Olympic Chief supports Seine River Opening Ceremony. GETTY IMAGES

Thomas Bach pledged that the Paris Games' Opening Ceremony along the Seine would be "iconic" and "unforgettable," notwithstanding persistent concerns regarding security for the open-air river procession.

With a deployment of 6,000 additional police officers to cover the arrival of the Olympic torch in Marseille, Thomas Bach has talk about the Paris 2024 Opening Ceremony spectacle planned for 26 July looms as a substantial question mark over the Paris Olympics. Departing from the customary tradition of teams parading through the athletics stadium, the event will instead see participants navigating down the Seine aboard a flotilla of vessels.

Anticipation is high, with an estimated audience of up to half a million, including those observing from adjacent edifices. This departure from the convention introduces an element of novelty and excitement, albeit amidst lingering concerns regarding logistics and security.

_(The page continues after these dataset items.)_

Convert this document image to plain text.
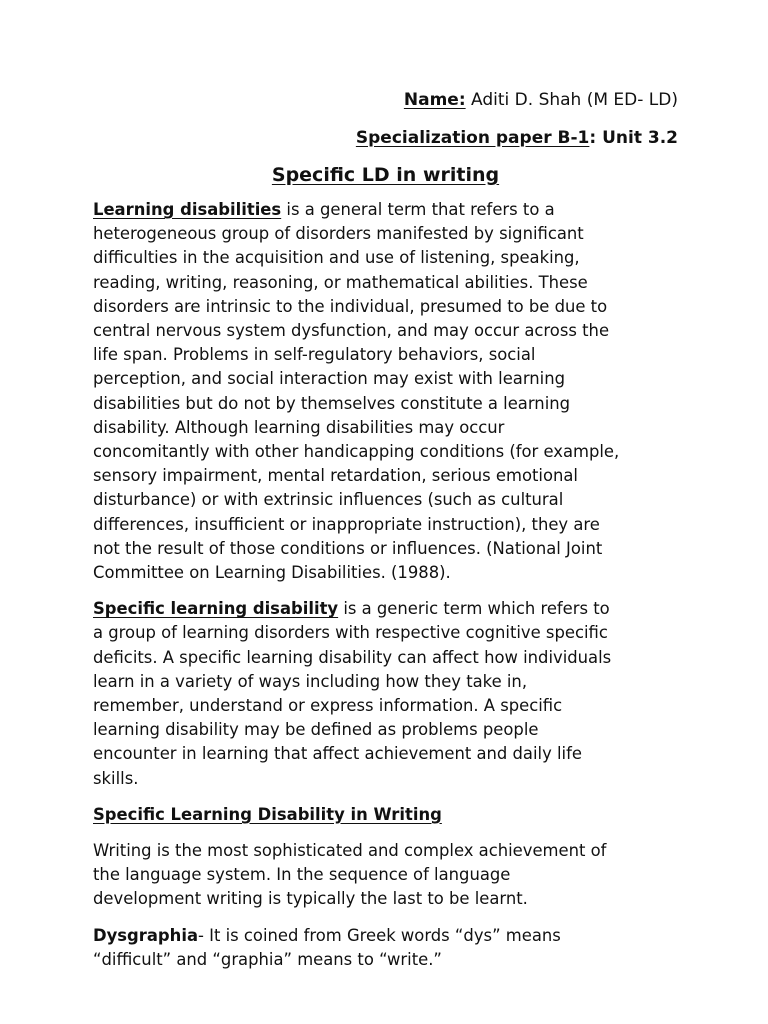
Name: Aditi D. Shah (M ED- LD)

Specialization paper B-1: Unit 3.2

Specific LD in writing
Learning disabilities is a general term that refers to a
heterogeneous group of disorders manifested by significant
difficulties in the acquisition and use of listening, speaking,
reading, writing, reasoning, or mathematical abilities. These
disorders are intrinsic to the individual, presumed to be due to
central nervous system dysfunction, and may occur across the
life span. Problems in self-regulatory behaviors, social
perception, and social interaction may exist with learning
disabilities but do not by themselves constitute a learning
disability. Although learning disabilities may occur
concomitantly with other handicapping conditions (for example,
sensory impairment, mental retardation, serious emotional
disturbance) or with extrinsic influences (such as cultural
differences, insufficient or inappropriate instruction), they are
not the result of those conditions or influences. (National Joint
Committee on Learning Disabilities. (1988).
Specific learning disability is a generic term which refers to
a group of learning disorders with respective cognitive specific
deficits. A specific learning disability can affect how individuals
learn in a variety of ways including how they take in,
remember, understand or express information. A specific
learning disability may be defined as problems people
encounter in learning that affect achievement and daily life
skills.
Specific Learning Disability in Writing
Writing is the most sophisticated and complex achievement of
the language system. In the sequence of language
development writing is typically the last to be learnt.
Dysgraphia- It is coined from Greek words “dys” means
“difficult” and “graphia” means to “write.”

"The very meticulous, very professional approach (from French authorities) gives us all the confidence that we can have this opening ceremony on the river Seine and that this opening ceremony will be iconic, will be unforgettable for the athletes, and everybody will be safe and secure," Bach said in an exclusive interview with AFP.

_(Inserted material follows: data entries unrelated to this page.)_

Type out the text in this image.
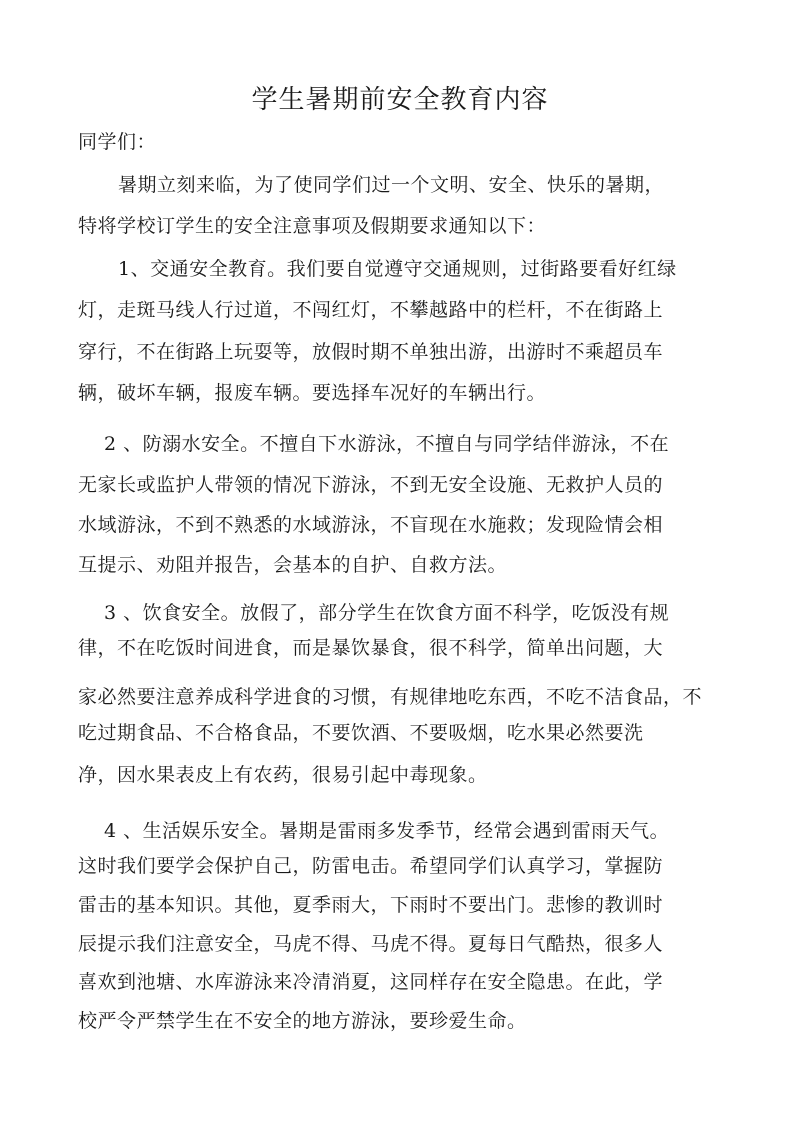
学生暑期前安全教育内容
同学们：
暑期立刻来临，为了使同学们过一个文明、安全、快乐的暑期，
特将学校订学生的安全注意事项及假期要求通知以下：
1、交通安全教育。我们要自觉遵守交通规则，过街路要看好红绿
灯，走斑马线人行过道，不闯红灯，不攀越路中的栏杆，不在街路上
穿行，不在街路上玩耍等，放假时期不单独出游，出游时不乘超员车
辆，破坏车辆，报废车辆。要选择车况好的车辆出行。
2 、防溺水安全。不擅自下水游泳，不擅自与同学结伴游泳，不在
无家长或监护人带领的情况下游泳，不到无安全设施、无救护人员的
水域游泳，不到不熟悉的水域游泳，不盲现在水施救；发现险情会相
互提示、劝阻并报告，会基本的自护、自救方法。
3 、饮食安全。放假了，部分学生在饮食方面不科学，吃饭没有规
律，不在吃饭时间进食，而是暴饮暴食，很不科学，简单出问题，大
家必然要注意养成科学进食的习惯，有规律地吃东西，不吃不洁食品，不
吃过期食品、不合格食品，不要饮酒、不要吸烟，吃水果必然要洗
净，因水果表皮上有农药，很易引起中毒现象。
4 、生活娱乐安全。暑期是雷雨多发季节，经常会遇到雷雨天气。
这时我们要学会保护自己，防雷电击。希望同学们认真学习，掌握防
雷击的基本知识。其他，夏季雨大，下雨时不要出门。悲惨的教训时
辰提示我们注意安全，马虎不得、马虎不得。夏每日气酷热，很多人
喜欢到池塘、水库游泳来冷清消夏，这同样存在安全隐患。在此，学
校严令严禁学生在不安全的地方游泳，要珍爱生命。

Persistent speculation surrounds the potential necessity for French authorities to relocate or modify the ceremony amid ongoing security concerns. Recent events, such as the March attack on a concert hall in Moscow, claimed by an offshoot of the Islamic State group, only serve to exacerbate doubts, and heighten vigilance. The delicate balance between maintaining the event's grandeur and ensuring the safety of participants and spectators remains a focal point of deliberation and contingency planning.

French President Emmanuel Macron recently suggested the possibility of relocating the ceremony to the national stadium, the Stade de France. However, local organisers have consistently maintained that such a move is not on the table.

"Everybody is determined to have this opening ceremony on the river Seine ... while at the same time looking at all the different scenarios," Bach explained.

Bach expressed his optimism about "reviving the Olympic spirit" with the anticipated return of spectators at Paris 2024. This follows the subdued atmosphere of the previous Tokyo Games, which unfolded in empty stadiums due to the impact of Covid-19.

Two editions marred by disruptions would have implied "the Olympic Games and the Olympic values would have disappeared from the world's attention for eight years. Eight years is too long a time and so then it would have been very difficult to revive the Olympic spirit," he said.

When questioned about the sentiment in France and the critique surrounding the Games, he attributed it in part to the prevailing global uncertainty.

"It's not only related to the Olympic Games. It's part of our zeitgeist because we are living in uncertain times. And there are people who are sceptical. Some are even scared. Some are worried about their future and under these circumstances, you can understand some questions and some criticism," IOC's President said.